I have the following dataframe called df (dput
below):
group indicator value
1 A FALSE 2
2 A FALSE 1
3 A FALSE 2
4 A TRUE 4
5 B FALSE 5
6 B FALSE 1
7 B TRUE 3
I would like to remove the non-last rows with indicator == FALSE
per group. This means that in df the rows: 1,2 and 5 should be removed because they are not the last rows with FALSE per group.

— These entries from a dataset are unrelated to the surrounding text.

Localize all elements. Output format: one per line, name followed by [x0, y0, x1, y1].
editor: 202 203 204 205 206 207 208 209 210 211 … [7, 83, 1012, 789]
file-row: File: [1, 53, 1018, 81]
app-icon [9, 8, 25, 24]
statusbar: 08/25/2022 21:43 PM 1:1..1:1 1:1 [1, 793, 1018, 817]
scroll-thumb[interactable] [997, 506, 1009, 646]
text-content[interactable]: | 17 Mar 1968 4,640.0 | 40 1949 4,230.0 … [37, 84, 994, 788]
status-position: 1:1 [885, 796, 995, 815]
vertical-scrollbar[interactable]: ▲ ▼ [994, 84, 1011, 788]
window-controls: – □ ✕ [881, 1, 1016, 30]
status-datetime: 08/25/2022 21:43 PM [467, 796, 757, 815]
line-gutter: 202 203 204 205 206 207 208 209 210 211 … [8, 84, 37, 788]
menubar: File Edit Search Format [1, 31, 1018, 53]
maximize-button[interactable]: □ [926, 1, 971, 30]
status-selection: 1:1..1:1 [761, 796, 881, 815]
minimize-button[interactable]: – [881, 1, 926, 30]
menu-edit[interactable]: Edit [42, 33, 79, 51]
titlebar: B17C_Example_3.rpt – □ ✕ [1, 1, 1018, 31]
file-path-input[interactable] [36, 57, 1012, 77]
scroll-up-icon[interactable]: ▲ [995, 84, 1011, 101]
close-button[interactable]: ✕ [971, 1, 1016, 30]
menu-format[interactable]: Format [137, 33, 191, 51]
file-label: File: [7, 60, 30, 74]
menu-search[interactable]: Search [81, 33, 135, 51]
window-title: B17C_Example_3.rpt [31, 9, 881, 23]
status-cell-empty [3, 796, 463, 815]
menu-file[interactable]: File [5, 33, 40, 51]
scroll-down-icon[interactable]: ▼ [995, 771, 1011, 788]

Here is the desired output:
group indicator value
1 A FALSE 2
2 A TRUE 4
3 B FALSE 1
4 B TRUE 3
So I was wondering if anyone knows how to remove non-last rows with certain condition per group in R?
dput
of df:
df <- structure(list(group = c("A", "A", "A", "A", "B", "B", "B"),
indicator = c(FALSE, FALSE, FALSE, TRUE, FALSE, FALSE, TRUE
), value = c(2, 1, 2, 4, 5, 1, 3)), class = "data.frame", row.names = c(NA,
-7L))
CodePudding user response:
You can do this with lead
and check if the coming indicator is TRUE
.
library(tidyverse)
df <- structure(list(group = c("A", "A", "A", "A", "B", "B", "B"),
indicator = c(FALSE, FALSE, FALSE, TRUE, FALSE, FALSE, TRUE
), value = c(2, 1, 2, 4, 5, 1, 3)), class = "data.frame", row.names = c(NA,
-7L))
df |>
group_by(group) |>
mutate(slicer = if_else(lead(indicator) ==F, 1, 0)) |>
mutate(slicer = if_else(is.na(slicer), 0 , slicer)) |>
filter(slicer == 0) |>
select(-slicer)
#> # A tibble: 4 × 3
#> # Groups: group [2]
#> group indicator value
#> <chr> <lgl> <dbl>
#> 1 A FALSE 2
#> 2 A TRUE 4
#> 3 B FALSE 1
#> 4 B TRUE 3
CodePudding user response:
This may help:
library(dplyr)
df %>%
group_by(group) %>%
filter(indicator | ((row_number() == n() - 1) & !indicator))
# A tibble: 4 × 3
# Groups: group [2]
group indicator value
<chr> <lgl> <dbl>
1 A FALSE 2
2 A TRUE 4
3 B FALSE 1
4 B TRUE 3